|The association between antidepressant use and hemoglobin A1C in older adults.
|Year of Publication
|Kammer, J, Hosler, AS, Leckman-Westin, E, A. DiRienzo, G
|2017 Mar - Apr
|Aged, Aged, 80 and over, Antidepressive Agents, Blood Glucose, Cross-Sectional Studies, depression, Diabetes Mellitus, Type 2, Female, Glycated Hemoglobin A, Humans, Longitudinal Studies, Male, Risk Factors, Surveys and Questionnaires
Depression is known to increase diabetes risk and worsen glycemic control in older adults, who already experience high rates of diabetes. The independent impact of antidepressants on glucose control is less clear. Data was drawn from the Health and Retirement Study, a large nationally-representative longitudinal study of retired individuals.

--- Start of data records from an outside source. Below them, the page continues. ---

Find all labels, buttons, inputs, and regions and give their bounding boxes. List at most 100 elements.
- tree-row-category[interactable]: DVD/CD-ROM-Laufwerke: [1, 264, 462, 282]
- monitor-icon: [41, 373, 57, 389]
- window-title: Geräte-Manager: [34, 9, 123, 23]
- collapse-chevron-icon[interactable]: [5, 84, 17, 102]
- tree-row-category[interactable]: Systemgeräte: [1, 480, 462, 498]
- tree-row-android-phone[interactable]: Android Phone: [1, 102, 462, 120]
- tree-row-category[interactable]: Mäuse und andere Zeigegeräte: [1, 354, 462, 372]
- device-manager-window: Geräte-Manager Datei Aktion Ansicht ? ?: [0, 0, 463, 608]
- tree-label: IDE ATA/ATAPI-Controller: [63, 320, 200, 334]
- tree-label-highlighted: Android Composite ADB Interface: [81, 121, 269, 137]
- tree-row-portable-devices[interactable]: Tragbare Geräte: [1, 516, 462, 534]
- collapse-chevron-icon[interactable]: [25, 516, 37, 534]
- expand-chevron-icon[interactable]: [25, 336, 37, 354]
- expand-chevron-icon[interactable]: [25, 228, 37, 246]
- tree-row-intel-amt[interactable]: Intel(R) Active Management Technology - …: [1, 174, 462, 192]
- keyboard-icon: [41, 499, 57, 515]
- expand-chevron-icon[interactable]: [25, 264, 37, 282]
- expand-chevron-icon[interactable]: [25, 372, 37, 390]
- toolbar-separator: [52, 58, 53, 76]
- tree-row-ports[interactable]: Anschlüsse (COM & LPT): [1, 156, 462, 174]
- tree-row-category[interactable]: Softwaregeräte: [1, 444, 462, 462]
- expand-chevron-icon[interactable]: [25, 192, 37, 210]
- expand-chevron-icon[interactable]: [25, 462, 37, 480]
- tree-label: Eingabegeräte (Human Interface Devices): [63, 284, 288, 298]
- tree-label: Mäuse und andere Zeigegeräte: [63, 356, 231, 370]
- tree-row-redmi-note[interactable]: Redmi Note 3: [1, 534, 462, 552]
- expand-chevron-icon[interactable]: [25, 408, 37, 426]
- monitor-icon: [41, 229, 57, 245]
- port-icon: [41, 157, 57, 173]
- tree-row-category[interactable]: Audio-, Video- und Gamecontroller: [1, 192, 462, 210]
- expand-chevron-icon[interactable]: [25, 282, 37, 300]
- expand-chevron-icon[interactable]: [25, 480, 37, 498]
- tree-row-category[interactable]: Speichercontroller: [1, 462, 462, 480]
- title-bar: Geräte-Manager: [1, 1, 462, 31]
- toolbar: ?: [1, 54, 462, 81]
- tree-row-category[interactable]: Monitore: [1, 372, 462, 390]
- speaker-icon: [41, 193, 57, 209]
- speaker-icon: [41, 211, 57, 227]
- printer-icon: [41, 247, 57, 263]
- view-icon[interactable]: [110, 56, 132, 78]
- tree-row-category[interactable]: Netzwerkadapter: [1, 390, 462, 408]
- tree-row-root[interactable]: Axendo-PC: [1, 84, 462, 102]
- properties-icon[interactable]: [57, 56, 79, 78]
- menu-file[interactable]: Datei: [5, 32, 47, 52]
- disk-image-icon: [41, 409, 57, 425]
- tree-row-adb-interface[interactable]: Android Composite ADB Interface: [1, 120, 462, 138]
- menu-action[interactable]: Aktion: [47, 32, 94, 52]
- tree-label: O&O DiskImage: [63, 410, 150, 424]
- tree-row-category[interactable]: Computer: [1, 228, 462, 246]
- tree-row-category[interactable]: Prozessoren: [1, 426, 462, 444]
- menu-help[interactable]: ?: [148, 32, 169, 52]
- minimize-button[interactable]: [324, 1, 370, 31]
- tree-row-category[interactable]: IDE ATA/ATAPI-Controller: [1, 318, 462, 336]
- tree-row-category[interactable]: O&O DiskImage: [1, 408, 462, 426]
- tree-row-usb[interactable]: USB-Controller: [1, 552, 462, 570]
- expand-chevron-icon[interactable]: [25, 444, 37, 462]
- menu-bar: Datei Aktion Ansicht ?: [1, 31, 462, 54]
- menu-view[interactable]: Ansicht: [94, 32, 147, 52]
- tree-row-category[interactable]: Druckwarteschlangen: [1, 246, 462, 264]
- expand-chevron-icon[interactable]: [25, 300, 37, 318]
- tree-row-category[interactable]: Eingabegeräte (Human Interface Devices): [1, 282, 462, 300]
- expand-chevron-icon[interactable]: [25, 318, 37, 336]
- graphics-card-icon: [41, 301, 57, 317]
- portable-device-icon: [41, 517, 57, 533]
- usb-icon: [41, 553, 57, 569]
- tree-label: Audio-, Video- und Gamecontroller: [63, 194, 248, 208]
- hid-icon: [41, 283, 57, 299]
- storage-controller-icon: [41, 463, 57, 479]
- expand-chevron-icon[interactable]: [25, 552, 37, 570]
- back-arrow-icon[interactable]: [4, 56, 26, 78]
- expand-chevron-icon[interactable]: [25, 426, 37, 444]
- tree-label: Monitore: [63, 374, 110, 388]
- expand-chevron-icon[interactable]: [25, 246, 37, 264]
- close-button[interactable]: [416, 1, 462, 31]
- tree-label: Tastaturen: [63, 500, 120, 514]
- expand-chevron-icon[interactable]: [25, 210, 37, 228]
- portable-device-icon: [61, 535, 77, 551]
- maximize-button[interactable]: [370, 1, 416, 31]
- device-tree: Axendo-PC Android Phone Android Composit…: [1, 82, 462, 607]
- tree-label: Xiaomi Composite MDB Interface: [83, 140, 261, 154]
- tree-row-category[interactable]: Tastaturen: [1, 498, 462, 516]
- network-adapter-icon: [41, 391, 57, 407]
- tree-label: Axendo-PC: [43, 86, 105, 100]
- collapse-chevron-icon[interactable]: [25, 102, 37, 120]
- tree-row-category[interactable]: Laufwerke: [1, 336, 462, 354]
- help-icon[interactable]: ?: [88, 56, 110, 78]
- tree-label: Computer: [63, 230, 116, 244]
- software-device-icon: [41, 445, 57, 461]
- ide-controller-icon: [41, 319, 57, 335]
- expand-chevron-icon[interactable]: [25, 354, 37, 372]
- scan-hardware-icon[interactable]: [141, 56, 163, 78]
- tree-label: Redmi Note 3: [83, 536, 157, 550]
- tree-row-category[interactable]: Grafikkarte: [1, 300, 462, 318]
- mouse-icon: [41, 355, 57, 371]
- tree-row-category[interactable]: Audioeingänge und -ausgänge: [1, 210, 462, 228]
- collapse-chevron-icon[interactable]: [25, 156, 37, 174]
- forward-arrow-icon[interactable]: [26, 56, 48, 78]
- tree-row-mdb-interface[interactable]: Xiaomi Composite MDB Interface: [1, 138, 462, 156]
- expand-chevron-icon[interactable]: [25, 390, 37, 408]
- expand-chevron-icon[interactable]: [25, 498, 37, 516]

Crude and adjusted linear models stratified by diabetes status were used to examine the cross-sectional associations between antidepressant use categorized by subclass and continuous hemoglobin A1C. The sample included 1,153 individuals, most over the age of 70. Antidepressant use was not associated with hemoglobin A1C in any model whether stratified or in the total combined sample. Antidepressants as a class were also not associated with hemoglobin A1C. These findings add to the literature suggesting that antidepressants are not associated with diabetes risk or glycemic control. Prospective studies with larger sample sizes are needed to confirm this finding.